Thread

They don't need NIP-95 for that. You can simply send large kind 1s.

On my to-do list for tomorrow… Add Kind 30064 to my relay’s blacklist… Problem solved. No CSAM on my server…

🤷‍♂️

Kind 30064 is NIP-95 files. Given that I run an explicitly sex and porn-friendly relay I don’t want to run the risk of actually hosting child porn.

Good call. But NIP 95 is not your main problem. I assume you know that people can do this with any event kind. If they just want to turn your server into a storage of illegal content, they have all the nips available to do so. I would target the intention, not the tool.

When it comes to getting hauled into court intent matters. I can document a track record of working to prevent the dissemination of CSAM and other illegal content. Rabble and I proposed “NIP-69” as a first step to get workable, bottom-up content moderation on Nostr. Just today I somewhat publicly challenged the ASACP (the porn industry’s organization that fights CSAM) to get involved in the content moderation questions related to Nostr. I asked them to make statements supporting your approach to NIP-94 and to oppose NIP-95. I’m doing my part. My intent is clear.

And done. Kind 30064 has been blocked on relay.s3x.social. I thought briefly about just specifying a really small size so it could be used for things like animated emojis - but then I took a look at how much you could show in a small file and I figured that was a bad idea as well. The pic below is only 21kb and it shows plenty - enough that if the content were illegal it would be a problem. Let people put their CSAM on someone else's relay!

Can Amethyst add anything in the upload interface to help you?

Wrong kind, though. 30064 was in an old version of the NIP. The current ones are 1064 for file headers and 1065 for the actual base64 data.
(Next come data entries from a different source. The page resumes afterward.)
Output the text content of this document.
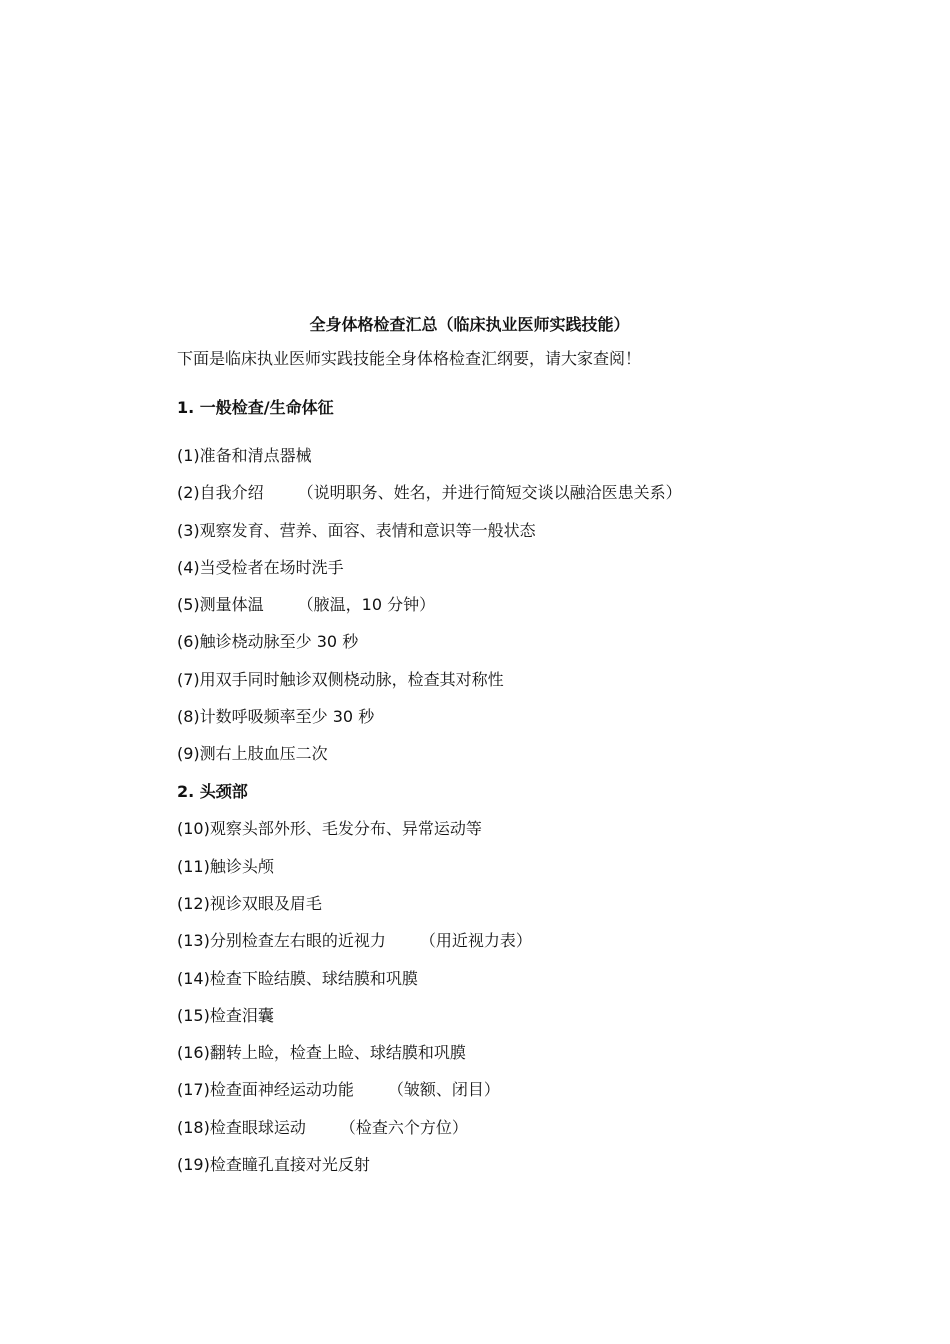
全身体格检查汇总（临床执业医师实践技能）
下面是临床执业医师实践技能全身体格检查汇纲要，请大家查阅！
1. 一般检查/生命体征
(1)准备和清点器械
(2)自我介绍 （说明职务、姓名，并进行简短交谈以融洽医患关系）
(3)观察发育、营养、面容、表情和意识等一般状态
(4)当受检者在场时洗手
(5)测量体温 （腋温，10 分钟）
(6)触诊桡动脉至少 30 秒
(7)用双手同时触诊双侧桡动脉，检查其对称性
(8)计数呼吸频率至少 30 秒
(9)测右上肢血压二次
2. 头颈部
(10)观察头部外形、毛发分布、异常运动等
(11)触诊头颅
(12)视诊双眼及眉毛
(13)分别检查左右眼的近视力 （用近视力表）
(14)检查下睑结膜、球结膜和巩膜
(15)检查泪囊
(16)翻转上睑，检查上睑、球结膜和巩膜
(17)检查面神经运动功能 （皱额、闭目）
(18)检查眼球运动 （检查六个方位）
(19)检查瞳孔直接对光反射
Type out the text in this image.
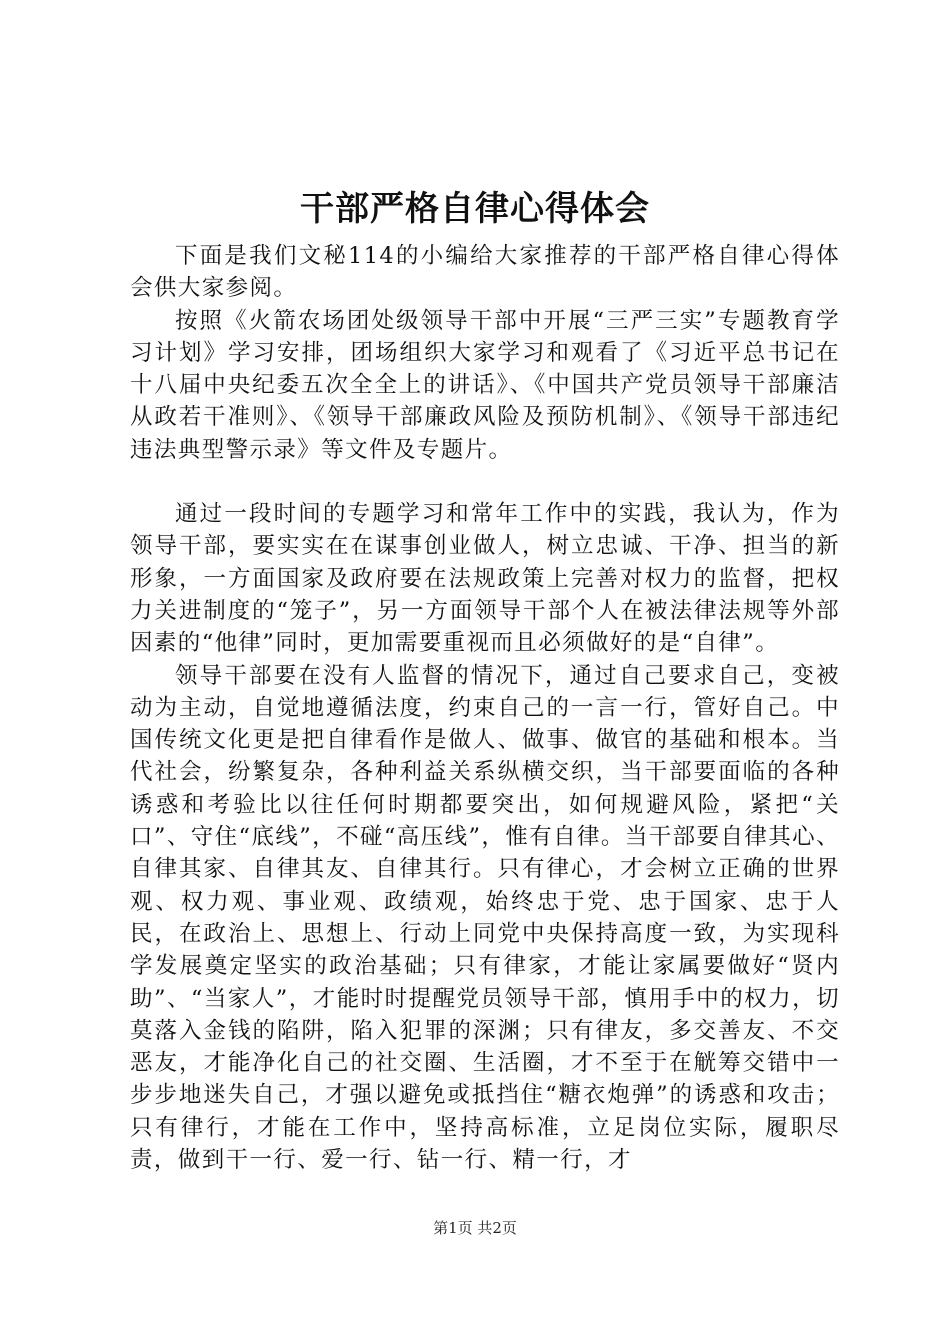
干部严格自律心得体会

下面是我们文秘114的小编给大家推荐的干部严格自律心得体会供大家参阅。

按照《火箭农场团处级领导干部中开展“三严三实”专题教育学习计划》学习安排，团场组织大家学习和观看了《习近平总书记在十八届中央纪委五次全全上的讲话》、《中国共产党员领导干部廉洁从政若干准则》、《领导干部廉政风险及预防机制》、《领导干部违纪违法典型警示录》等文件及专题片。

通过一段时间的专题学习和常年工作中的实践，我认为，作为领导干部，要实实在在谋事创业做人，树立忠诚、干净、担当的新形象，一方面国家及政府要在法规政策上完善对权力的监督，把权力关进制度的“笼子”，另一方面领导干部个人在被法律法规等外部因素的“他律”同时，更加需要重视而且必须做好的是“自律”。

领导干部要在没有人监督的情况下，通过自己要求自己，变被动为主动，自觉地遵循法度，约束自己的一言一行，管好自己。中国传统文化更是把自律看作是做人、做事、做官的基础和根本。当代社会，纷繁复杂，各种利益关系纵横交织，当干部要面临的各种诱惑和考验比以往任何时期都要突出，如何规避风险，紧把“关口”、守住“底线”，不碰“高压线”，惟有自律。当干部要自律其心、自律其家、自律其友、自律其行。只有律心，才会树立正确的世界观、权力观、事业观、政绩观，始终忠于党、忠于国家、忠于人民，在政治上、思想上、行动上同党中央保持高度一致，为实现科学发展奠定坚实的政治基础；只有律家，才能让家属要做好“贤内助”、“当家人”，才能时时提醒党员领导干部，慎用手中的权力，切莫落入金钱的陷阱，陷入犯罪的深渊；只有律友，多交善友、不交恶友，才能净化自己的社交圈、生活圈，才不至于在觥筹交错中一步步地迷失自己，才强以避免或抵挡住“糖衣炮弹”的诱惑和攻击；只有律行，才能在工作中，坚持高标准，立足岗位实际，履职尽责，做到干一行、爱一行、钻一行、精一行，才

第1页 共2页
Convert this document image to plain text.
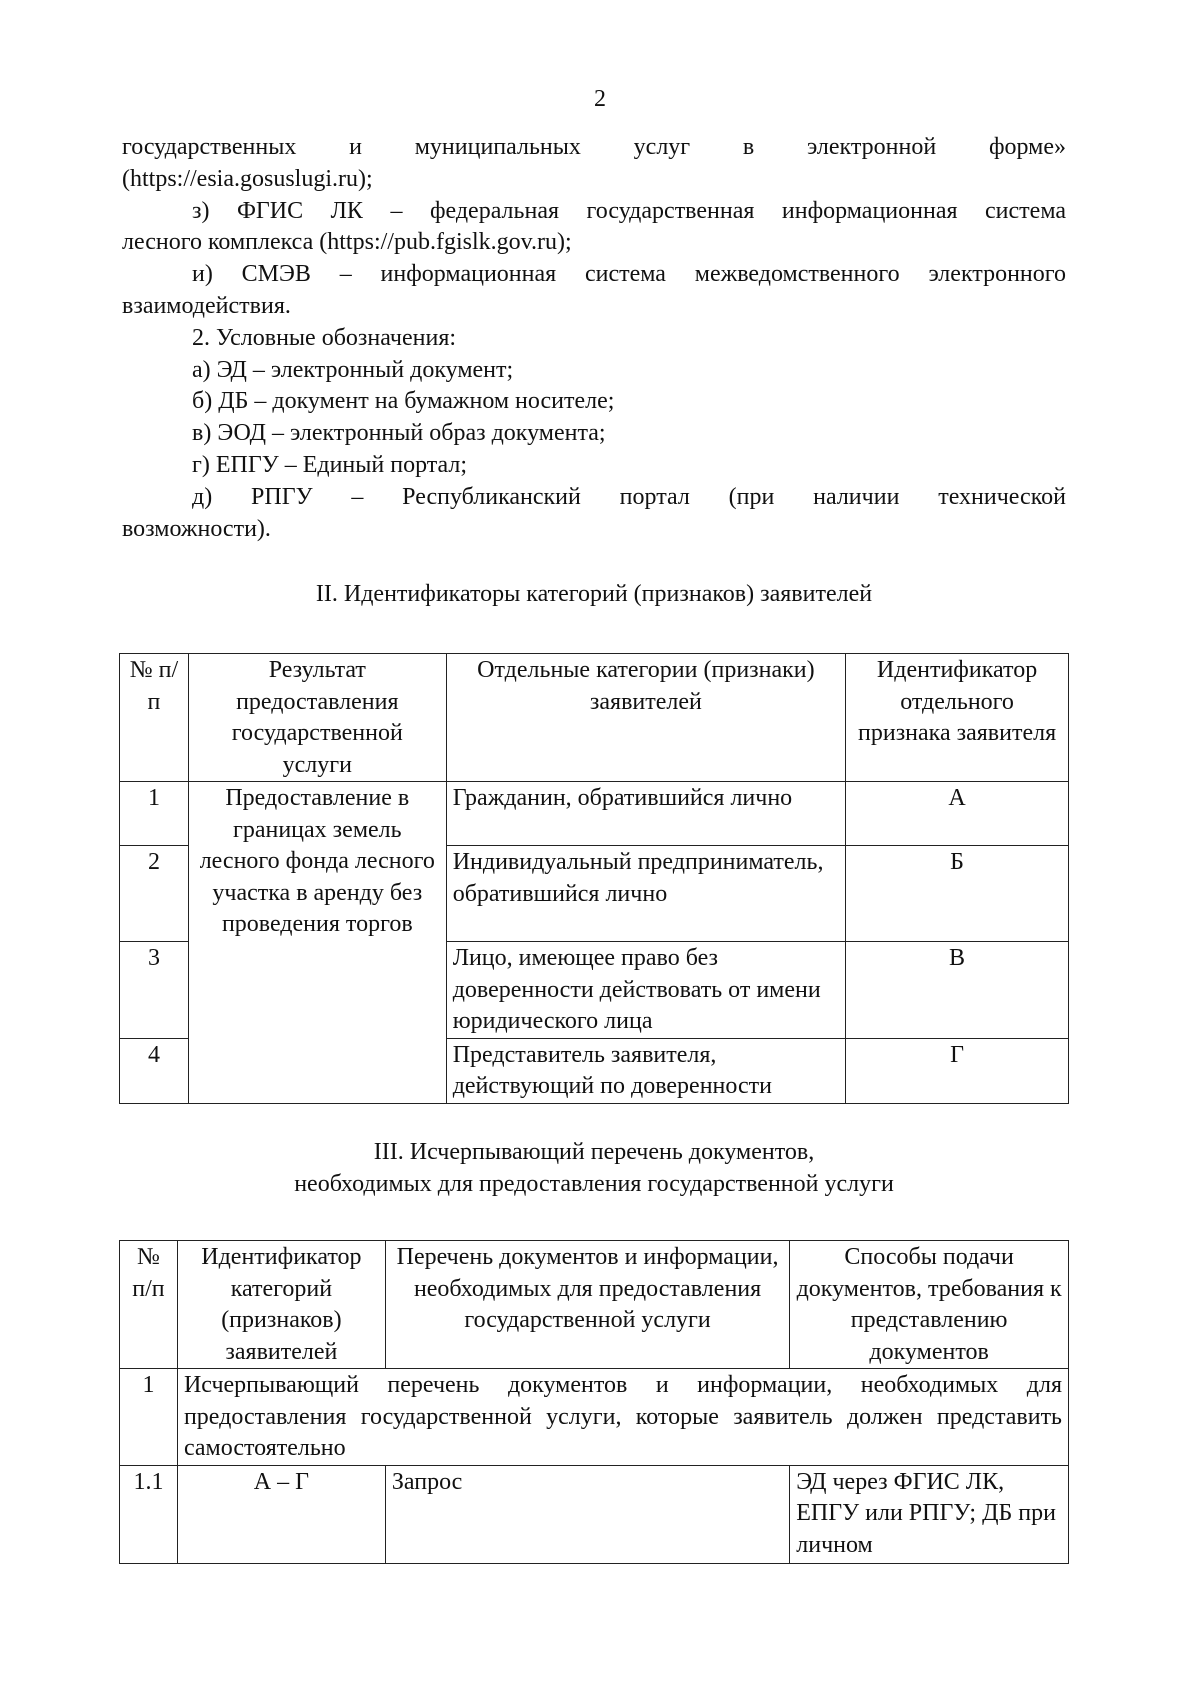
2
государственных и муниципальных услуг в электронной форме»
(https://esia.gosuslugi.ru);
з) ФГИС ЛК – федеральная государственная информационная система
лесного комплекса (https://pub.fgislk.gov.ru);
и) СМЭВ – информационная система межведомственного электронного
взаимодействия.
2. Условные обозначения:
а) ЭД – электронный документ;
б) ДБ – документ на бумажном носителе;
в) ЭОД – электронный образ документа;
г) ЕПГУ – Единый портал;
д) РПГУ – Республиканский портал (при наличии технической
возможности).
II. Идентификаторы категорий (признаков) заявителей
№ п/п	Результат предоставления государственной услуги	Отдельные категории (признаки) заявителей	Идентификатор отдельного признака заявителя
1	Предоставление в границах земель лесного фонда лесного участка в аренду без проведения торгов	Гражданин, обратившийся лично	А
2		Индивидуальный предприниматель, обратившийся лично	Б
3		Лицо, имеющее право без доверенности действовать от имени юридического лица	В
4		Представитель заявителя, действующий по доверенности	Г
III. Исчерпывающий перечень документов,
необходимых для предоставления государственной услуги
№ п/п	Идентификатор категорий (признаков) заявителей	Перечень документов и информации, необходимых для предоставления государственной услуги	Способы подачи документов, требования к представлению документов
1	Исчерпывающий перечень документов и информации, необходимых для предоставления государственной услуги, которые заявитель должен представить самостоятельно		
1.1	А – Г	Запрос	ЭД через ФГИС ЛК, ЕПГУ или РПГУ; ДБ при личном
Thanks! But isn't it the other way around? > Another defined event is the `1065` which is used as a header for the data contained in an event 1064. This way the data can be disclosed without overloading the communications when sending a large amount of data. Is there any point storing the header if you're not going to store the data?

Somebody else can store the data. That's the beauty of Nostr: Clients need to figure out where things are :)

Thanks! But isn't it the other way around? > Another defined event is the `1065` which is used as a header for the data contained in an event 1064. This way the data can be disclosed without overloading the communications when sending a large amount of data. For now I've blocked both. Is there any point storing the header if you're not going to store the data?

Thanks for asking (seriously). I'm not a lawyer, but having been in the adult industry for ~15 years I've learned a thing or two… The problem is if you're hosting adult content (images/videos, it's not really an issue with text) you need proof of consent and proof of age (plus the proof ownership or license to use that you need for all content). The site doesn't always have to have proof of consent / age on file, but it does need to confirm that they exist. For example - take a photo of someone else on a beach and upload it to the Internet - no problem - it's a public place and there's no expectation of privacy. Do the same thing on a nude beach and you need proof of age and proof of consent. The moment you host something without at least a nominal check of age and consent you open yourself up to all sorts of problems. The laws on CSAM and things like revenge porn are really strict and the penalties are often harsh. Big corporations get away with more because they have teams of lawyers. But a single significant legal incident can put a small company out of business. I've got over a million unique images in my porn database at the moment (and probably another 600K or so I need to import). It's terabytes of data. And if I've learned one thing dealing with those is you don't store images/videos in databases - you store them externally. @nothenry had suggested an approach where there was a more traditional POST to submit the image/video. That's something I could consider. But then it gets to your interface question - I'd need some sort of confirmation of: - ownership/license - consent - age But it's one thing when someone confirms those things on my site, but it's another thing for me to trust a 3rd party to confirm those things. Maybe… But I'd have to think about it some more. But at the end of the day storing images/videos in the relay database is a non-starter for me even with all the documents in the world. I know better than to do that. Which is why I love NIP-94, but not NIP-95.